The incisive bone is a paired bone, made up of body, palatine, nasal and alvrolar parts. It communicates with the maxilla to firm the interalveolar margin. In addition, it also forms the rostral portion of the facial part of the pig skull.
The palatine bone is also a paired bone located between the maxilla, pterygoid, and sphenoid bones. It is made of horizontal plates evolving to form a hard palate. Moreover, it also contains a perpendicular plate and choanae. The horizontal plane also contains a palatine sinus.
The vomer is an unpaired bone, extending from the choanae to the floor of the nasal cavity. In addition, it also connects the median nasal crest and possesses a septal sulcus surrounding the nasal cavity.
The pterygoid bone is a paired bone limited by the palatine and sphenoid bones. It makes the dorsolateral wall of the nasopharyngeal cavity.
The maxilla, the key bone of the upper jaw, contains the upper dentition. It contains maxillary sinuses forming the external orientation of the face. In addition, it also forms the facial crest.
The mandible is divided into the ramus and the body. The body supports the incisor teeth in the rostral direction and cheek teeth in the caudal direction. The mandible also contains mandible canal and mental foramen.
How are the bones connected in the pig skull?
There are different bones in their skull that are connected with each other. Sutures are the main connecting points that offer continuity between the bones. Sutures joints are usually in a jigsaw pattern engraved on the surface of their skull. These sutural joints indicate that the skull is formed by the combination of several bones. The skull joints are usually immovable, restricting every kind of movement.
A saw-cut pattern passes transversely from the facial aspect of the skull. This pattern indicates the presence of turbinate bone in the nasal cavity. These turbinate bones provide a supportive role for the nasal epithelium to moisten and warm the air moving from outside toward the lungs. In addition, it offers a larger surface area for the sensation of smell.
What is the main function of the pig skull?
The pig skull offers a variety of functions including:
- Protecting the brain
- Foramen development for the exit and entry of various nervous and defensive structures
- Support system for the facial muscles to offer origin and insertion sites
What are the major foramen and canals present in the pig skull?
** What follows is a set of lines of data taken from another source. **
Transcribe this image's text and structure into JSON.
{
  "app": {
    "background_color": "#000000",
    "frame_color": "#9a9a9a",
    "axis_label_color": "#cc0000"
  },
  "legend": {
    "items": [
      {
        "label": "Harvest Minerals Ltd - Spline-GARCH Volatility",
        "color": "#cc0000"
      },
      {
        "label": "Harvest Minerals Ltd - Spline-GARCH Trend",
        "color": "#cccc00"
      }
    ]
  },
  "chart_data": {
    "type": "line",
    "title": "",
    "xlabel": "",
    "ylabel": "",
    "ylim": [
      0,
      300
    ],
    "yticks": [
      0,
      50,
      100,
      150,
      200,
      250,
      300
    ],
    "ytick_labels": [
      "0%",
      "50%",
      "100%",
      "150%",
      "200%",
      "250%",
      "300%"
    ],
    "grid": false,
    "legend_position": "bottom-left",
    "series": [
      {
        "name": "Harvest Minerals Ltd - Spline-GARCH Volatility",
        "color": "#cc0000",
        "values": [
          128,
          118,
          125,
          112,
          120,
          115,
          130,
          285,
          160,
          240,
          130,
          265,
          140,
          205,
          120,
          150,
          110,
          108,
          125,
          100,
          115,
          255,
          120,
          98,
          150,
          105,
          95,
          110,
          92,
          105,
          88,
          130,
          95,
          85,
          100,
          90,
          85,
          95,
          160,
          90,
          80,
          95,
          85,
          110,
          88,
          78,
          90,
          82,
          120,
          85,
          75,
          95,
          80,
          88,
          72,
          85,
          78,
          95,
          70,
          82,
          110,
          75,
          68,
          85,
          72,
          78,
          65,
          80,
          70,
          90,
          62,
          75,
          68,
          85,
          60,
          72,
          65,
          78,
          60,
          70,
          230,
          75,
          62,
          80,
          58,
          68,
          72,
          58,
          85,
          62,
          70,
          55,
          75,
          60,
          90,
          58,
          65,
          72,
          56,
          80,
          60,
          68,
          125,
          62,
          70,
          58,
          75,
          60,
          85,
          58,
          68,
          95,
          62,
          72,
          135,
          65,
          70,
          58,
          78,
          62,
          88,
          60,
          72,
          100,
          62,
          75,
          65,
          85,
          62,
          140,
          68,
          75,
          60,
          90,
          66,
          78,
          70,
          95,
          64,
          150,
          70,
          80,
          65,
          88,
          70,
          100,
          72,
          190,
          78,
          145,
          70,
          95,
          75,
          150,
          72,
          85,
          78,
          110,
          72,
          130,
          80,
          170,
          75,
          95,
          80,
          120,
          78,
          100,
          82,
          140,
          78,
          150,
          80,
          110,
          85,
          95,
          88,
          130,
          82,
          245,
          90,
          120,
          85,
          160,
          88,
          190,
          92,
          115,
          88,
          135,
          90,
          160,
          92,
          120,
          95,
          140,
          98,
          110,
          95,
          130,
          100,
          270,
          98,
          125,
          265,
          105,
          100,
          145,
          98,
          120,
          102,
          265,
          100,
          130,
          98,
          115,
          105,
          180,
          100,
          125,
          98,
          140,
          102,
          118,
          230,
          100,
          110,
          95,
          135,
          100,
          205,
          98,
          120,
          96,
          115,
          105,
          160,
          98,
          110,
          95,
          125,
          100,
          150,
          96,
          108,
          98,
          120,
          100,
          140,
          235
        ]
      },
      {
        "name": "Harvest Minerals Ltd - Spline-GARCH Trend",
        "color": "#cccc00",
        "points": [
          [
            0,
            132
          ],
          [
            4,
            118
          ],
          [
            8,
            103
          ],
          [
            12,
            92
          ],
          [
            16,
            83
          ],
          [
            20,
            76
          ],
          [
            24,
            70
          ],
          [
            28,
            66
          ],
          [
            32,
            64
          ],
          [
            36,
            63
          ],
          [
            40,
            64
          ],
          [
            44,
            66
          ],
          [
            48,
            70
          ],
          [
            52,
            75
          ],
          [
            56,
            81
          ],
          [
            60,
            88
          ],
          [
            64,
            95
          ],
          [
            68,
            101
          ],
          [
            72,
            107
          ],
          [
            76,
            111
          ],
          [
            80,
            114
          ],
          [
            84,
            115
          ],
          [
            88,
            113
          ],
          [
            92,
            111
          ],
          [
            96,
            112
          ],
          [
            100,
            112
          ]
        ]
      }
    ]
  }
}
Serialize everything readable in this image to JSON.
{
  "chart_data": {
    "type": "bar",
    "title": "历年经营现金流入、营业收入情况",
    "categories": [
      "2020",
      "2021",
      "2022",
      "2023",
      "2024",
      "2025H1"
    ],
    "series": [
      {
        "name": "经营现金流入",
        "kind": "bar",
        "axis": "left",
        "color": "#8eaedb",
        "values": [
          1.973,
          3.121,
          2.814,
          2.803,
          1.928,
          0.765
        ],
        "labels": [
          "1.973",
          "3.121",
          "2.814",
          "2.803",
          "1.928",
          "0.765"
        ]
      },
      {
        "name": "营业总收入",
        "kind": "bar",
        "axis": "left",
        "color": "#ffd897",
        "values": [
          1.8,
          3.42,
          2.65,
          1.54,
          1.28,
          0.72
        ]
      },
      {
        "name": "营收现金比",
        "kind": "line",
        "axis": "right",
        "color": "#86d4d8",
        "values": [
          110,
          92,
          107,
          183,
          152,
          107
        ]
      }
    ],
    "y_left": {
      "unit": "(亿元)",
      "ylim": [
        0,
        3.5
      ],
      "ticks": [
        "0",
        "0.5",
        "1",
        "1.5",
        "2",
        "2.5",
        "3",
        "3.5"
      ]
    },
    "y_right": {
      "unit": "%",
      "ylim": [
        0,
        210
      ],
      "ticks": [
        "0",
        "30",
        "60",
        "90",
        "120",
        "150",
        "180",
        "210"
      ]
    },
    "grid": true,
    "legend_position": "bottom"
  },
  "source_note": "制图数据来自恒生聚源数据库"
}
There are various structures associated with the pig skull. Skulls provide a protective barrier for a variety of structures. These are as follows:
- Foramen magnum – passing site for the spinal cord. In addition, the alar ligament also passes through the foramen magnum along with vertebral arteries.
- Jugular foramen – it contains the internal carotid artery, glossopharyngeal nerve, accessory nerve, and vagus nerve. In addition, it is present adjacent to the tympanic bulla.
- Stylomastoid foramen – it allows the facial nerve to pass and present on the petrosal aspect of the temporal bone.
- Ethmoidal foramen – it allows the ethmoidal artery, vein, and olfactory nerve to pass.
- Mental foramen – it allows the mental artery and vein to pass along with the mandibular branch of the trigeminal nerve.
A pig skull contains a variety of bones, with every bone having its own anatomical importance. These bones are associated to maintain the continuity of the skull. The skull encloses the brains and different other structures. In addition, there are several muscles associated with the pig skull to orient different kinds of movements. This article explained the anatomical concepts related to the pig skull and its associated structures. Hope you will be able to correlate this knowledge to your clinical concepts.
Frequently asked questions (FAQs)
Which kind of skeleton do pigs have?
Pigs possess two types of skeleton including both the axial and appendicular skeleton.
How many teeth are present in the pig skull?
Pigs usually possess 44 teeth in both upper and lower arches. There are three incisors, one canine, four premolars, and three molars for every quadrant.